Jesus continued speaking concerning a story very familiar to them. He said, “I tell you of a truth, many widows were in Israel in the days of [Elijah], when the heaven was shut up three years and six months, when great famine was throughout all the land; but unto none of them was [Elijah] sent, save unto Sarepta, a city of Sidon, unto a woman that was a widow. And many lepers were in Israel in the time of [Elisha] the prophet; and none of them was cleansed, saving Naaman the Syrian” (Luke 4:25-27, 1 Kings 17:9).
The Jewish people anticipated the day when the Messiah would come to restore the nation of Israel. However, they had a great misunderstanding of the prophecies and the Lord’s purpose. Christ did not come to take back Israel from the Romans. He came to give life and eternal liberty to those the Father had given him (John 6:39).

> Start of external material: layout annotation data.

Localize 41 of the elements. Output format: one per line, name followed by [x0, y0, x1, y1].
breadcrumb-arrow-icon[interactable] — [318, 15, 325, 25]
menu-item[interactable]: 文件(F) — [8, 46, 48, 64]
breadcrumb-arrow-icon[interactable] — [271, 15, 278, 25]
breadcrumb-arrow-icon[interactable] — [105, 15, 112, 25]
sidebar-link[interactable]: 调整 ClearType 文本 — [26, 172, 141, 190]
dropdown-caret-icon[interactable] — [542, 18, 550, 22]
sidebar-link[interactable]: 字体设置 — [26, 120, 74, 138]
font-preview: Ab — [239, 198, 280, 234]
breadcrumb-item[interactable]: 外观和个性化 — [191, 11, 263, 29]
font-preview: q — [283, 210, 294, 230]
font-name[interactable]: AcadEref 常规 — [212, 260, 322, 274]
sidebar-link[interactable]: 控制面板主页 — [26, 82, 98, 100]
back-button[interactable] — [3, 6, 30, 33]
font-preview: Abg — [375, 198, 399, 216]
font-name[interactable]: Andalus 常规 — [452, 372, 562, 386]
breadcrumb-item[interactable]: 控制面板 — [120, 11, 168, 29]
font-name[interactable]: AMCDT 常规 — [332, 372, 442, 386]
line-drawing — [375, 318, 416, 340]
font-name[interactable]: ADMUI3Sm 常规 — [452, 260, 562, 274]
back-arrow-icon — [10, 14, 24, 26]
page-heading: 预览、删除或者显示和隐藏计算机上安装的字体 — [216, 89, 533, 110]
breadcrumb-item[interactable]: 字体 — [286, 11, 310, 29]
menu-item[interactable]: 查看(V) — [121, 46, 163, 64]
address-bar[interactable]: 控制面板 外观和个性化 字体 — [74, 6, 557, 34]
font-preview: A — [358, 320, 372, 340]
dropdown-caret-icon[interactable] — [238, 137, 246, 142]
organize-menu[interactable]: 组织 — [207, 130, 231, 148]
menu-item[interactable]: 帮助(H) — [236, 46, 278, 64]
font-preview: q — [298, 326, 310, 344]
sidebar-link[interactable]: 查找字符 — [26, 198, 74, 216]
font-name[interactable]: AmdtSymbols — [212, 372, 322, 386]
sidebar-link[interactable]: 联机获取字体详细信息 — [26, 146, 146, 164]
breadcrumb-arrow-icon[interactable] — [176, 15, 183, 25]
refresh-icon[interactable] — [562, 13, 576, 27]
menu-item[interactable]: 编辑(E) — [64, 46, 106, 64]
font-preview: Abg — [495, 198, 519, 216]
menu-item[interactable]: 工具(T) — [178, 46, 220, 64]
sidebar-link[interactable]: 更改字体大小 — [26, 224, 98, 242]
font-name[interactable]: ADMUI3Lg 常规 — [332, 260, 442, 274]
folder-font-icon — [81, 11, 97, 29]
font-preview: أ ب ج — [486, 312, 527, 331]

Much to Israel’s dismay, this life was extended beyond the family of Abraham. The blood of Christ was designated for both Jews and Gentiles. Jesus confidently reminded those in Nazareth of that fact by referencing their own scriptures.
Elijah, a man also hated by many of his own people, was not sent to heal those in Israel. Instead, he was sent by God to a neighboring region–a region of pagan Gentiles–to perform his miraculous healings. The very thought of God showing favor to those people filled the crowd with wrath (Luke 4:28).
They tried to capture Jesus in that moment so they could take him to the top of the hill and throw him off (Luke 4:29). He managed to escape the hate-driven mob (Luke 4:30).
Perhaps this story teaches us more about ourselves than it does Christ. The nature of man is described in the Bible as an enemy to God (Romans 8:7). Unfiltered truth is harsh and unagreeable to us. Yet, truth is truth.
We will often have moments when the facts are laid at our feet and our impulse will be to reject them. We often rationalize and find ways to justify our disbelief. Even the most sincere among us are sometimes guilty of this. But ignorance cannot be excused forever (Hebrews 10:26-27). The truth matters too much (Proverbs 3:1-6).